Lawyers cannot effectively practice law today without knowledge about cybersecurity law, potential threats, and best practices. Confidentiality, competence, and candid communication are central to practicing law ethically. Cyber risk should be another foundational piece of legal education and training. New York has taken the first step to affirming this notion and other states will likely follow in the coming years. Until then, all lawyers should already be remaining cyber aware in their everyday practice and help set cyber goals for their organization. Some best practices include subscribing to cyber news alerts, advocating for legal’s involvement with incident response planning, and partnering with providers that can help vet new legal tech solutions.  Additionally, law firms are prime targets for ransomware attacks – law firms are data aggregators who often hold material volumes of highly sensitive information for many companies making them high value targets – and we continue to see major firms being the subjects of successful attacks each year.  By raising the bar in regards to Cyber competence and knowledge required, New York and other states who follow will help lawyers better advise their clients but also better protect the client data them themselves store.

Deepfakes

Cybercriminals keep finding ways to intercept data, rendering it important to keep on top of trending attack methods. Last year deepfakes made the list. According to Sumsub’s annual Identity Fraud Report, from 2022 to 2023 there were 10x more deepfakes globally. This is a very large increase in a short period of time due to the rise in AI-enabled technologies.
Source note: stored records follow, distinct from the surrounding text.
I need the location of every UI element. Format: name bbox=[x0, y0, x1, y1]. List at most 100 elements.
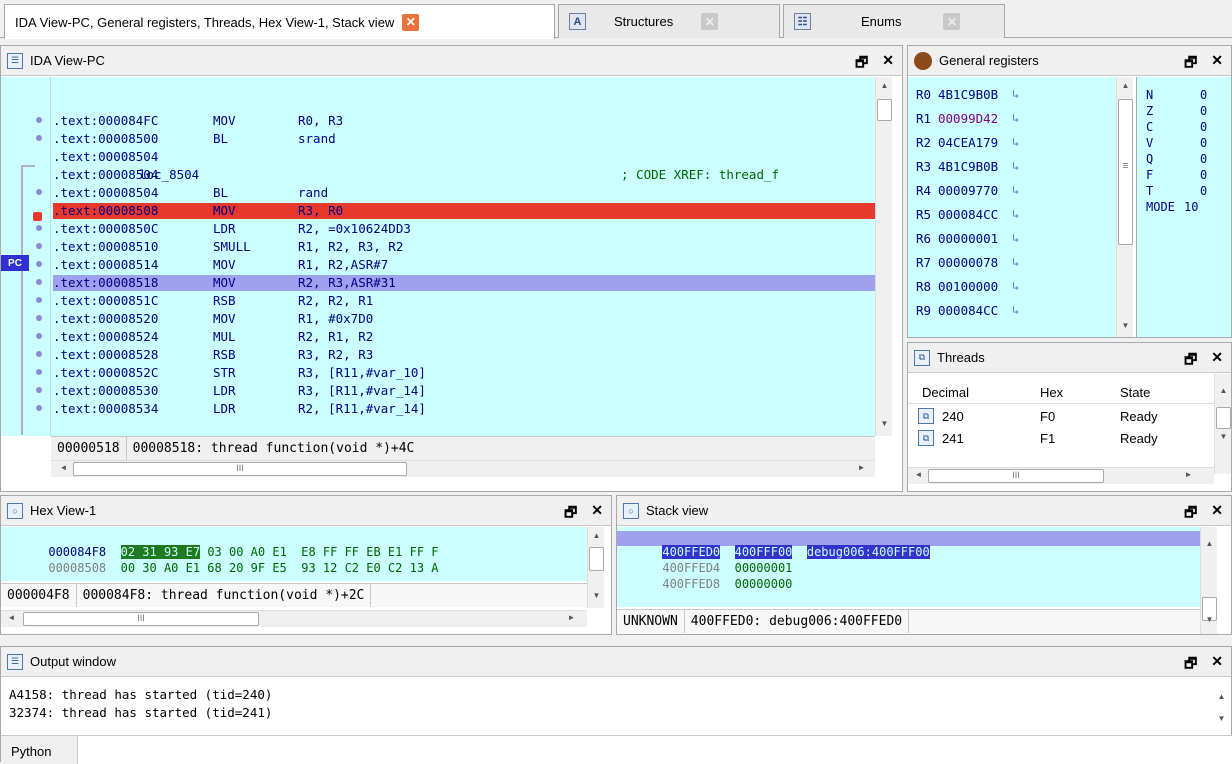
stack-listing[interactable]: 400FFED0 400FFF00 debug006:400FFF00 400F… bbox=[617, 527, 1200, 607]
disassembly-line[interactable]: .text:00008504 BL rand bbox=[53, 185, 875, 201]
float-icon[interactable]: 🗗 bbox=[564, 502, 577, 526]
tab-structures[interactable]: A Structures ✕ bbox=[558, 4, 780, 38]
line-marker-icon[interactable] bbox=[36, 333, 42, 339]
line-marker-icon[interactable] bbox=[36, 135, 42, 141]
jump-arrow-icon[interactable]: ↳ bbox=[1012, 303, 1019, 317]
breakpoint-icon[interactable] bbox=[33, 212, 42, 221]
disassembly-line[interactable]: .text:00008534 LDR R2, [R11,#var_14] bbox=[53, 401, 875, 417]
line-marker-icon[interactable] bbox=[36, 369, 42, 375]
scroll-thumb[interactable]: III bbox=[73, 462, 407, 476]
vertical-scrollbar[interactable]: ▲ ≡ ▼ bbox=[1116, 77, 1133, 337]
flag-row[interactable]: T0 bbox=[1146, 184, 1216, 198]
close-icon[interactable]: ✕ bbox=[1211, 52, 1223, 76]
scroll-down-icon[interactable]: ▼ bbox=[1117, 321, 1134, 330]
flag-row[interactable]: C0 bbox=[1146, 120, 1216, 134]
vertical-scrollbar[interactable]: ▲ ▼ bbox=[1214, 374, 1231, 474]
jump-arrow-icon[interactable]: ↳ bbox=[1012, 255, 1019, 269]
disassembly-line[interactable]: .text:00008510 SMULL R1, R2, R3, R2 bbox=[53, 239, 875, 255]
scroll-thumb[interactable]: III bbox=[928, 469, 1104, 483]
close-icon[interactable]: ✕ bbox=[591, 502, 603, 526]
jump-arrow-icon[interactable]: ↳ bbox=[1012, 159, 1019, 173]
float-icon[interactable]: 🗗 bbox=[1184, 502, 1197, 526]
horizontal-scrollbar[interactable]: ◄ III ► bbox=[51, 460, 875, 477]
register-value[interactable]: 00009770 bbox=[938, 183, 1012, 198]
flag-row[interactable]: V0 bbox=[1146, 136, 1216, 150]
scroll-right-icon[interactable]: ► bbox=[1180, 470, 1197, 479]
vertical-scrollbar[interactable]: ▲ ▼ bbox=[1213, 678, 1230, 734]
scroll-down-icon[interactable]: ▼ bbox=[1215, 432, 1232, 441]
column-header[interactable]: State bbox=[1120, 385, 1150, 400]
scroll-left-icon[interactable]: ◄ bbox=[3, 613, 20, 622]
flag-row[interactable]: MODE 10 bbox=[1146, 200, 1216, 214]
scroll-right-icon[interactable]: ► bbox=[563, 613, 580, 622]
table-row[interactable]: ⧉ 241 F1 Ready bbox=[908, 428, 1214, 450]
register-value[interactable]: 04CEA179 bbox=[938, 135, 1012, 150]
register-row[interactable]: R2 04CEA179 ↳ bbox=[916, 131, 1019, 153]
register-list[interactable]: R0 4B1C9B0B ↳ R1 00099D42 ↳ R2 04CEA179 ↳ R3 4B1C9… bbox=[908, 77, 1116, 337]
float-icon[interactable]: 🗗 bbox=[1184, 349, 1197, 373]
jump-arrow-icon[interactable]: ↳ bbox=[1012, 207, 1019, 221]
flag-row[interactable]: Z0 bbox=[1146, 104, 1216, 118]
scroll-down-icon[interactable]: ▼ bbox=[876, 419, 893, 428]
scroll-thumb[interactable] bbox=[589, 547, 604, 571]
line-marker-icon[interactable] bbox=[36, 351, 42, 357]
scroll-thumb[interactable] bbox=[877, 99, 892, 121]
vertical-scrollbar[interactable]: ▲ ▼ bbox=[1200, 527, 1217, 634]
disassembly-line[interactable]: .text:00008524 MUL R2, R1, R2 bbox=[53, 329, 875, 345]
column-header[interactable]: Decimal bbox=[922, 385, 969, 400]
scroll-up-icon[interactable]: ▲ bbox=[1117, 81, 1134, 90]
disassembly-line[interactable]: .text:00008504 loc_8504; CODE XREF: threa… bbox=[53, 167, 875, 183]
disassembly-line[interactable]: .text:0000852C STR R3, [R11,#var_10] bbox=[53, 365, 875, 381]
scroll-left-icon[interactable]: ◄ bbox=[55, 463, 72, 472]
line-marker-icon[interactable] bbox=[36, 405, 42, 411]
python-label[interactable]: Python bbox=[11, 744, 51, 759]
disassembly-line[interactable]: .text:000084FC MOV R0, R3 bbox=[53, 113, 875, 129]
register-row[interactable]: R3 4B1C9B0B ↳ bbox=[916, 155, 1019, 177]
line-marker-icon[interactable] bbox=[36, 261, 42, 267]
close-icon[interactable]: ✕ bbox=[943, 13, 961, 30]
disassembly-line[interactable]: .text:00008530 LDR R3, [R11,#var_14] bbox=[53, 383, 875, 399]
jump-arrow-icon[interactable]: ↳ bbox=[1012, 87, 1019, 101]
close-icon[interactable]: ✕ bbox=[1211, 653, 1223, 677]
register-row[interactable]: R7 00000078 ↳ bbox=[916, 251, 1019, 273]
output-log[interactable]: A4158: thread has started (tid=240) 3237… bbox=[1, 678, 1213, 734]
tab-enums[interactable]: ☷ Enums ✕ bbox=[783, 4, 1005, 38]
disassembly-line[interactable]: .text:0000851C RSB R2, R2, R1 bbox=[53, 293, 875, 309]
register-row[interactable]: R6 00000001 ↳ bbox=[916, 227, 1019, 249]
register-row[interactable]: R4 00009770 ↳ bbox=[916, 179, 1019, 201]
register-value[interactable]: 4B1C9B0B bbox=[938, 159, 1012, 174]
scroll-down-icon[interactable]: ▼ bbox=[588, 591, 605, 600]
register-value[interactable]: 00099D42 bbox=[938, 111, 1012, 126]
line-marker-icon[interactable] bbox=[36, 225, 42, 231]
command-input[interactable] bbox=[77, 736, 1232, 764]
disassembly-line[interactable]: .text:00008500 BL srand bbox=[53, 131, 875, 147]
register-value[interactable]: 00000001 bbox=[938, 231, 1012, 246]
table-row[interactable]: ⧉ 240 F0 Ready bbox=[908, 406, 1214, 428]
jump-arrow-icon[interactable]: ↳ bbox=[1012, 231, 1019, 245]
disassembly-line[interactable]: .text:00008514 MOV R1, R2,ASR#7 bbox=[53, 257, 875, 273]
line-marker-icon[interactable] bbox=[36, 315, 42, 321]
scroll-up-icon[interactable]: ▲ bbox=[876, 81, 893, 90]
scroll-right-icon[interactable]: ► bbox=[853, 463, 870, 472]
line-marker-icon[interactable] bbox=[36, 387, 42, 393]
line-marker-icon[interactable] bbox=[36, 279, 42, 285]
close-icon[interactable]: ✕ bbox=[1211, 502, 1223, 526]
horizontal-scrollbar[interactable]: ◄ III ► bbox=[908, 467, 1214, 484]
horizontal-scrollbar[interactable]: ◄ III ► bbox=[1, 610, 587, 627]
register-row[interactable]: R8 00100000 ↳ bbox=[916, 275, 1019, 297]
jump-arrow-icon[interactable]: ↳ bbox=[1012, 183, 1019, 197]
threads-table[interactable]: Decimal Hex State ⧉ 240 F0 Ready ⧉ 241 F… bbox=[908, 374, 1214, 474]
close-icon[interactable]: ✕ bbox=[1211, 349, 1223, 373]
scroll-thumb[interactable]: III bbox=[23, 612, 259, 626]
register-value[interactable]: 000084CC bbox=[938, 207, 1012, 222]
jump-arrow-icon[interactable]: ↳ bbox=[1012, 279, 1019, 293]
vertical-scrollbar[interactable]: ▲ ▼ bbox=[875, 77, 892, 436]
line-marker-icon[interactable] bbox=[36, 297, 42, 303]
hex-dump[interactable]: 000084F8 02 31 93 E7 03 00 A0 E1 E8 FF F… bbox=[1, 527, 587, 581]
register-row[interactable]: R5 000084CC ↳ bbox=[916, 203, 1019, 225]
jump-arrow-icon[interactable]: ↳ bbox=[1012, 111, 1019, 125]
scroll-left-icon[interactable]: ◄ bbox=[910, 470, 927, 479]
disassembly-line[interactable]: .text:00008520 MOV R1, #0x7D0 bbox=[53, 311, 875, 327]
scroll-down-icon[interactable]: ▼ bbox=[1201, 615, 1218, 624]
line-marker-icon[interactable] bbox=[36, 243, 42, 249]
Deepfakes are videos, pictures, or audio that have been convincingly manipulated to misrepresent a person saying something they never said or doing something that they never did. Cybercriminals can access public company data and make changes or synthesize new content. Think of a situation where someone manipulates audio to sound like a direct manager authorizing a wire transfer or a fake video of a CEO making a statement in direct contraction with company values. Serious financial and reputational injuries can follow.

Organizations must have dedicated personnel and external partners to keep up with the evolving threat landscape and deploy strategies and tools to mitigate risk. Watch deepfake trends and ensure that employees know how to spot them.

Conclusion

Cybersecurity is an ongoing initiative that only becomes more important as digitization expands. Preparation and proactive planning are key, as even a small amount will go a long way and can help save an organization’s reputation, business, and assets. Keep up to date on important cyber events, breach trends, and pertinent rules. Make sure to account for these things in security initiatives, cyber incident preparedness efforts, response plans, internal education, and outside partner vetting.